Except for the hydrocarbon industry, UAE's economy expanded at the slowest pace since at least 2011: UAE Central Bank.

    The coronavirus outbreak in China, the UAE's biggest trading partner, could further strain its economy [Bloomberg]
    The coronavirus outbreak in China, the UAE's biggest trading partner, could further strain its economy [Bloomberg]

    Economic growth in the United Arab Emirates is estimated to have accelerated last year, but mostly because of oil.

    Excluding the hydrocarbon industry, the Middle East's second-biggest economy expanded at the slowest pace since at least 2011, according to central bank forecasts released on Sunday. It grew 1.1% in 2019, compared with 1.3% a year earlier, according to the lender's latest quarterly review. Initial calculations assumed there would be an acceleration to 1.8%.

    The actual figures will be announced later this year.

    The federation of seven emirates, dominated by oil-rich Abu Dhabi and Dubai, a hub for tourism and logistics, is struggling amid geopolitical tensions over Iran and an oversupplied property market. The coronavirus outbreak in China, the U.A.E.'s biggest trading partner, could put a further strain on the economy.

    Abu Dhabi Commercial Bank, the nation's third-largest lender by market value, reduced its non-oil growth projection for this year by 0.1 percentage points to 2.3% on the back of the virus. Its forecast for the economy as a whole is 0.6%.

    The downgrade in the estimate was in large part due to the U.A.E.'s "strong global linkages," Monica Malik, chief economist at ADCB wrote in a research note.

    Dubai Skyline View

    Last month, the country's Purchasing Managers' Index, a snapshot of the non-oil private sector, fell into the contraction zone for the first time in more than a decade.

    The overall economy probably grew 2.9% in 2019, according to the central bank's preliminary figures, up from 1.7% a year earlier. The energy industry expanded 7.6%. According to data compiled by Bloomberg, the U.A.E.'s crude output rose about 3% to 3.1 million barrels a day last year.

    In Dubai, the largest city in the U.A.E., the private sector cut more jobs last month than at any point in at least the last 10 years. Lenders including Abu Dhabi Islamic Bank PJSC and First Abu Dhabi Bank PJSC have reduced their workforce and closed branches, prompting the central bank to say it's "closely" monitoring whether financial institutions are following regulations.

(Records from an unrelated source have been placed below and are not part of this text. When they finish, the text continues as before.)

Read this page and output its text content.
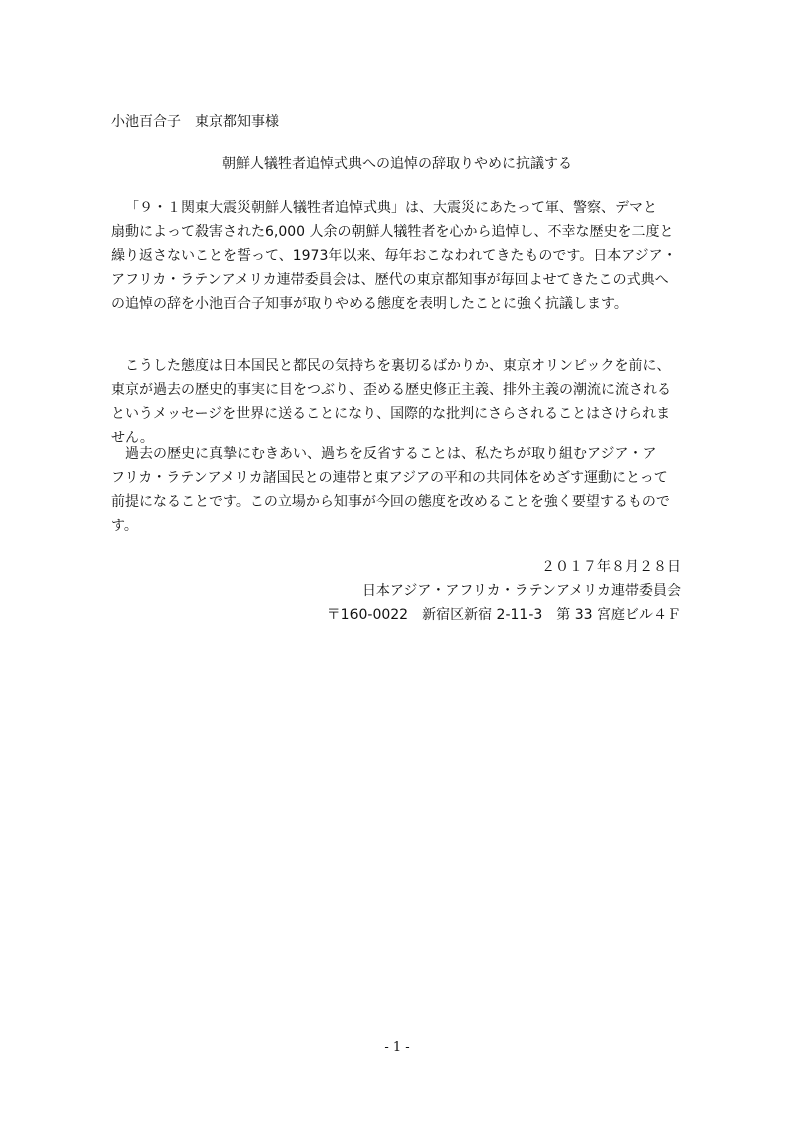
小池百合子　東京都知事様
朝鮮人犠牲者追悼式典への追悼の辞取りやめに抗議する
「９・１関東大震災朝鮮人犠牲者追悼式典」は、大震災にあたって軍、警察、デマと
扇動によって殺害された6,000 人余の朝鮮人犠牲者を心から追悼し、不幸な歴史を二度と
繰り返さないことを誓って、1973年以来、毎年おこなわれてきたものです。日本アジア・
アフリカ・ラテンアメリカ連帯委員会は、歴代の東京都知事が毎回よせてきたこの式典へ
の追悼の辞を小池百合子知事が取りやめる態度を表明したことに強く抗議します。
こうした態度は日本国民と都民の気持ちを裏切るばかりか、東京オリンピックを前に、
東京が過去の歴史的事実に目をつぶり、歪める歴史修正主義、排外主義の潮流に流される
というメッセージを世界に送ることになり、国際的な批判にさらされることはさけられま
せん。
過去の歴史に真摯にむきあい、過ちを反省することは、私たちが取り組むアジア・ア
フリカ・ラテンアメリカ諸国民との連帯と東アジアの平和の共同体をめざす運動にとって
前提になることです。この立場から知事が今回の態度を改めることを強く要望するもので
す。
２０１７年８月２８日
日本アジア・アフリカ・ラテンアメリカ連帯委員会
〒160-0022　新宿区新宿 2-11-3　第 33 宮庭ビル４Ｆ
- 1 -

    Prices of housing in the U.A.E. dropped almost 5% year-on-year in December, according to data compiled by Bloomberg. That contributed to the country's inflation turning negative. Overall consumer-price growth was minus 1.4% last year.

    Prices of transportation, restaurants and hotels also stalled during the fourth quarter, according to the quarterly release.

    "The hotel sector, especially in Dubai and the U.A.E., is oversupplied," Alain Bejjani, chief executive officer of retail company Majid Al Futtaim, said in a Bloomberg TV interview on Monday. "This oversupply will continue in the coming few years."

    Still, the much-awaited World Expo 2020 starts in Dubai in October and should cause "a rise in short-term employment and higher tourism," according to Malik.